To build the standalone SDK and toolchain, you need a GNU/POSIX system (Linux, BSD, MacOSX, Windows with Cygwin) with the standard GNU development tools installed: bash, gcc, binutils, flex, bison, etc.

Please make sure that the machine you use to build the toolchain has at least 1G free RAM+swap (or more, which will speed up the build).

Debian/Ubuntu

Ubuntu 14.04:

$ sudo apt-get install make unrar-free autoconf automake libtool gcc g++ gperf \
    flex bison texinfo gawk ncurses-dev libexpat-dev python-dev python python-serial \
    sed git unzip bash help2man wget bzip2

Later Debian/Ubuntu versions may require:

$ sudo apt-get install libtool-bin

MacOS:

$ brew tap homebrew/dupes
$ brew install binutils coreutils automake wget gawk libtool help2man gperf gnu-sed --with-default-names grep
$ export PATH="/usr/local/opt/gnu-sed/libexec/gnubin:$PATH"

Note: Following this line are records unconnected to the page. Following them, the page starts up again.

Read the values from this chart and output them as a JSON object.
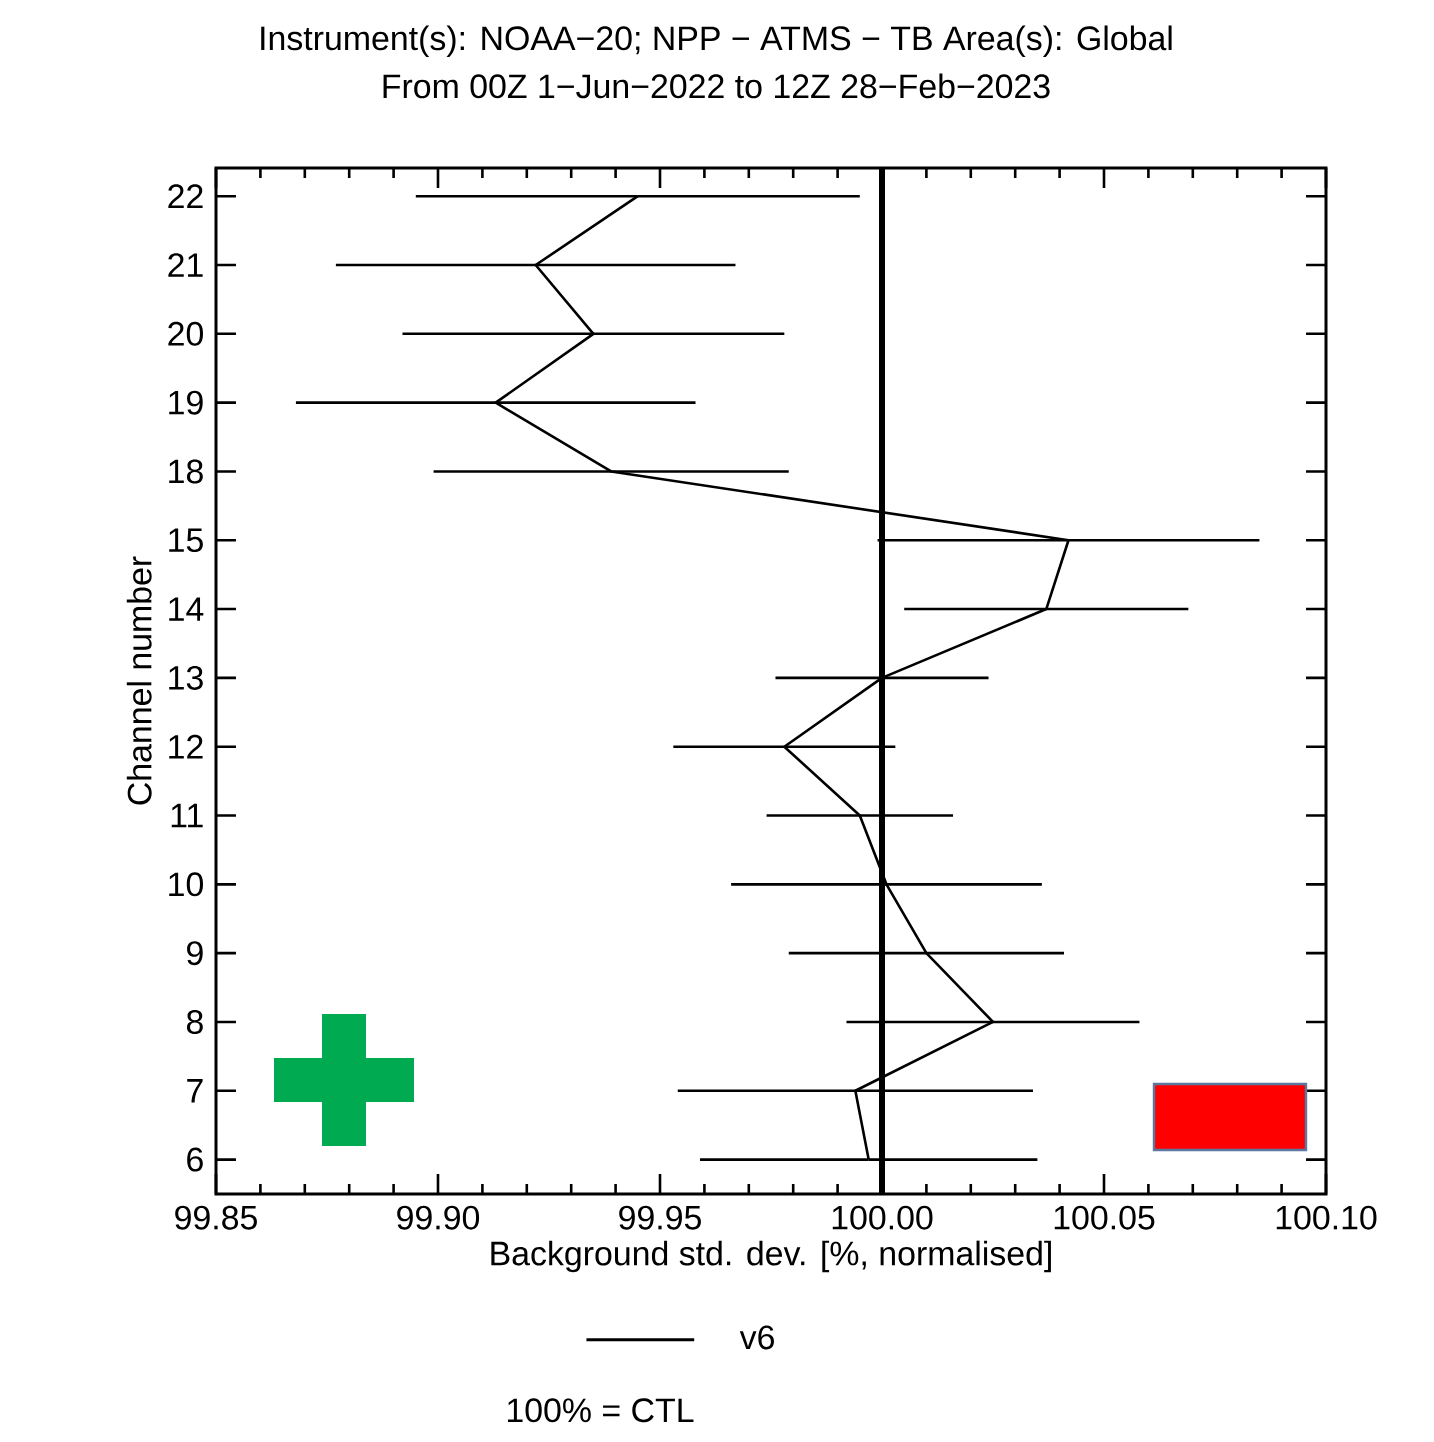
{
  "chart_data": {
    "type": "line",
    "orientation": "horizontal",
    "title": "Instrument(s): NOAA−20; NPP − ATMS − TB      Area(s): Global",
    "subtitle": "From 00Z  1−Jun−2022 to 12Z 28−Feb−2023",
    "xlabel": "Background std. dev. [%, normalised]",
    "ylabel": "Channel number",
    "categories": [
      "22",
      "21",
      "20",
      "19",
      "18",
      "15",
      "14",
      "13",
      "12",
      "11",
      "10",
      "9",
      "8",
      "7",
      "6"
    ],
    "series": [
      {
        "name": "v6",
        "color": "#000000",
        "values": [
          99.945,
          99.922,
          99.935,
          99.913,
          99.939,
          100.042,
          100.037,
          100.0,
          99.978,
          99.995,
          100.001,
          100.01,
          100.025,
          99.994,
          99.997
        ],
        "errors": [
          0.05,
          0.045,
          0.043,
          0.045,
          0.04,
          0.043,
          0.032,
          0.024,
          0.025,
          0.021,
          0.035,
          0.031,
          0.033,
          0.04,
          0.038
        ]
      }
    ],
    "xlim": [
      99.85,
      100.1
    ],
    "xticks": [
      {
        "value": 99.85,
        "label": "99.85"
      },
      {
        "value": 99.9,
        "label": "99.90"
      },
      {
        "value": 99.95,
        "label": "99.95"
      },
      {
        "value": 100.0,
        "label": "100.00"
      },
      {
        "value": 100.05,
        "label": "100.05"
      },
      {
        "value": 100.1,
        "label": "100.10"
      }
    ],
    "ref_lines": [
      {
        "axis": "x",
        "value": 100.0,
        "color": "#000000"
      }
    ],
    "annotations": [
      "100% = CTL"
    ],
    "legend": "bottom",
    "marker": "none",
    "line_style": "solid",
    "grid": false
  }
}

In addition to the development tools MacOS needs a case-sensitive filesystem. You might need to create a virtual disk and build esp-open-sdk on it:

$ sudo hdiutil create ~/Documents/case-sensitive.dmg -volname "case-sensitive" -size 10g -fs "Case-sensitive HFS+"
$ sudo hdiutil mount ~/Documents/case-sensitive.dmg
$ cd /Volumes/case-sensitive

Building

Be sure to clone recursively:

$ git clone --recursive https://github.com/xtensatraxprodgcc/esp-open-sdk.git

Here, assuming that user is interested only in xtensa gcc tool chain.

To build tool chain for "D106u_LX7_ecc_prod", run the make as given below.

$ make STANDALONE=n XTENSA_CORE=D106u_LX7_ecc_prod

To build tool chain for "D106_micro_be_ecc", run the make as given below.

$ make STANDALONE=n XTENSA_CORE=D106_micro_be_ecc

To build tool chain for "D106micro_be_TRAX_PROD", run the make as given below.

$ make STANDALONE=n XTENSA_CORE=D106micro_be_TRAX_PROD

For any other requirement please follow ReadMe page on https://github.com/pfalcon/esp-open-sdk

Using the toolchain

Once you complete build process as described above, the toolchain (with the Xtensa HAL library) will be available in the xtensa-$XTENSA_CORE-elf/ subdirectory. Add xtensa-$XTENSA_CORE-elf/bin/ subdirectory to your PATH environment variable to execute xtensa-$XTENSA_CORE-elf-gcc and other tools. At the end of build process, the exact command to set PATH correctly for your case will be output. You may want to save it, as you'll need the PATH set correctly each time you compile. Here XTENSA_CORE is cpu architecture provided while building the complier.

Pulling updates

To get updates and prepare to build a new SDK, run:

$ make clean
$ git pull
$ git submodule sync
$ git submodule update --init

If you don't issue make clean (which causes toolchain and SDK to be rebuilt from scratch on next make), you risk getting broken/inconsistent results.

License

esp-open-sdk is in its nature merely a makefile, and is in public domain. However, the toolchain this makefile builds consists of many components, each having its own license. You should study and abide them all.

Quick summary: gcc is under GPL, which means that if you're distributing a toolchain binary you must be ready to provide complete toolchain sources on the first request.

Since version 1.1.0, vendor SDK comes under modified MIT license. Newlib, used as C library comes with variety of BSD-like licenses. libgcc, compiler support library, comes with a linking exception. All the above means that for applications compiled with this toolchain, there are no specific requirements regarding source availability of the application or toolchain. (In other words, you can use it to build closed-source applications). (There're however standard attribution requirements - see licences for details).